Frequently asked questions
How do I know if my American Tract Society book is a first edition?
Check the copyright page. 1825–c.1876: a stereotype-driven religious publisher whose tracts and books are largely undated and carry no first-edition statement. 'Identification' is by the assigned tract/series number, the New York vs. Boston imprint, and the stereotype-plate state, not by an edition statement. Undated books and tracts are dated by external evidence (the method documented by the American Antiquarian Society / S.J. Wolfe): the bound-in 'Publications of the American Tract Society' catalog, the form of the imprint and typeface, and the society's changing New York address — for example the shift to the 150 Nassau Street address and the wording/typeface of that imprint line.

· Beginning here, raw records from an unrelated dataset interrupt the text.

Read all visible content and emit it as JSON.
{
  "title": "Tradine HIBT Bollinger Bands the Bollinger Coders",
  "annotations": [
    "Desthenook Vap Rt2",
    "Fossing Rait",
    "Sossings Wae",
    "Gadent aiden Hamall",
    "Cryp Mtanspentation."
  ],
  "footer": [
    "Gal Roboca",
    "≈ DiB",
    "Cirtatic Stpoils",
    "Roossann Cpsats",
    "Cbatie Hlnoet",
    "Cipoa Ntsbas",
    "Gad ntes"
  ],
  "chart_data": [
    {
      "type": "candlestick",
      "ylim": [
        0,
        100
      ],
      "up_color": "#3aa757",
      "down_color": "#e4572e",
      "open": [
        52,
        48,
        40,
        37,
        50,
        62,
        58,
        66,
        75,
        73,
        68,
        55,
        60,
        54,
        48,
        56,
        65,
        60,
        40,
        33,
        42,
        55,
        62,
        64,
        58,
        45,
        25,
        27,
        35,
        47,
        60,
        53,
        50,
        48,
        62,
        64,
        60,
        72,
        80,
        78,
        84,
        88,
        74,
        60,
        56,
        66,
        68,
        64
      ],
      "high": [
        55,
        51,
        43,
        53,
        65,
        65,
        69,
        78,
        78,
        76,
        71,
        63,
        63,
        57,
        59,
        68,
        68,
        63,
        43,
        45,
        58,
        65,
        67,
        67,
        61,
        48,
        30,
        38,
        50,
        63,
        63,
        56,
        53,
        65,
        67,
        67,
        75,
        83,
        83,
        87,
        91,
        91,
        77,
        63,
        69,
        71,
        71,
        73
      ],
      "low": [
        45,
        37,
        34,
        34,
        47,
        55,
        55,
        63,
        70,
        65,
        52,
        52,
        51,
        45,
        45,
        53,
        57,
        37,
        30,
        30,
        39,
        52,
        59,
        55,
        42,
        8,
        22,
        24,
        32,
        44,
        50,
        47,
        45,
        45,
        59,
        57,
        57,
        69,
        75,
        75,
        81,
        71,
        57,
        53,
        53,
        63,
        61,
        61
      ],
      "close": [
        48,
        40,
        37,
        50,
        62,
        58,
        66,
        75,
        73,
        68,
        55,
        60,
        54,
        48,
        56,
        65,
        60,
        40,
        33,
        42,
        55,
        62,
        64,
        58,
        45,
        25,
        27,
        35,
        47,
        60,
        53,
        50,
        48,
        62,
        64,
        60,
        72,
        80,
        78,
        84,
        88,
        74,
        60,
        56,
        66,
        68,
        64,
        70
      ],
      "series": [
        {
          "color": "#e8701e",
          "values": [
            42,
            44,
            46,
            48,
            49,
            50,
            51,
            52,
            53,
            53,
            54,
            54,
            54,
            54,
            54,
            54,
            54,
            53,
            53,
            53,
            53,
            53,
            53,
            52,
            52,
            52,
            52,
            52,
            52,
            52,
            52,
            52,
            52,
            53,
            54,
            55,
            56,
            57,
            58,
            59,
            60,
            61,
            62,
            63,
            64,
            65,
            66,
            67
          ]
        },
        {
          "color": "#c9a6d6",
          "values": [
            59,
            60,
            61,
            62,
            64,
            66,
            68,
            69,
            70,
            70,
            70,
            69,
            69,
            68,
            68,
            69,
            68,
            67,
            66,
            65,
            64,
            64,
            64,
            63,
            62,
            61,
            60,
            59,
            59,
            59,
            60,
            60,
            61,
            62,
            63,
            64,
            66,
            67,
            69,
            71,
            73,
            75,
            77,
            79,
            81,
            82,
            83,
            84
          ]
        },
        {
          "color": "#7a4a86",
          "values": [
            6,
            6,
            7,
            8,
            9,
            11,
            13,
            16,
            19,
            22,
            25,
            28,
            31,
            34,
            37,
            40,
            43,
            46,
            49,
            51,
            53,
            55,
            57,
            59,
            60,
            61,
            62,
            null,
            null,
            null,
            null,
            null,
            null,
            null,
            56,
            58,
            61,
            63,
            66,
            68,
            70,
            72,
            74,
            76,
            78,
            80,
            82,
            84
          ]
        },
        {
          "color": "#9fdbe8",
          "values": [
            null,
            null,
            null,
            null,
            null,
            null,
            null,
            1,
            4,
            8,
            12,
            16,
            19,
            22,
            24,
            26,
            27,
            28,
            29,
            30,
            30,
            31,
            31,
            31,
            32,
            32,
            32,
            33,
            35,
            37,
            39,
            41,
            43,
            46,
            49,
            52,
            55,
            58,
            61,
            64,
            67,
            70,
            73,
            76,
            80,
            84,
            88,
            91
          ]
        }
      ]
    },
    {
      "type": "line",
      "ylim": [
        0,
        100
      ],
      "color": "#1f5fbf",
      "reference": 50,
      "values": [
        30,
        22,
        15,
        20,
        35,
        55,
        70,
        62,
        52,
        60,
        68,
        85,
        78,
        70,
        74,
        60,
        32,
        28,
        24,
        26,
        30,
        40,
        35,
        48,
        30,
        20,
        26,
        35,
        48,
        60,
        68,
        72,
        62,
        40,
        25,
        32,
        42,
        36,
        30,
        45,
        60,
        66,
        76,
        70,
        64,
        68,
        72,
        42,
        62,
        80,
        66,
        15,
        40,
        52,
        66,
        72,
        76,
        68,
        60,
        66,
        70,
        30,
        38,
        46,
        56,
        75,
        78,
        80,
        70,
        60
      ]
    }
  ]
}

Does American Tract Society use a number line?
Undated books and tracts are dated by external evidence (the method documented by the American Antiquarian Society / S.J. Wolfe): the bound-in 'Publications of the American Tract Society' catalog, the form of the imprint and typeface, and the society's changing New York address — for example the shift to the 150 Nassau Street address and the wording/typeface of that imprint line.
Is a book-club edition a American Tract Society first edition?
No. Book-club editions reprint the text but are not the true first edition. Formed 1825 in New York by the merger of the New York Religious Tract Society (1812) and the New England Tract Society (1814, later the American Tract Society of Boston); a massive evangelical stereotype publisher of tracts and devotional books.
What era does this cover?
This covers American Tract Society (1825–present (peak 19c)). Conventions changed over time, so confirm the era of your copy.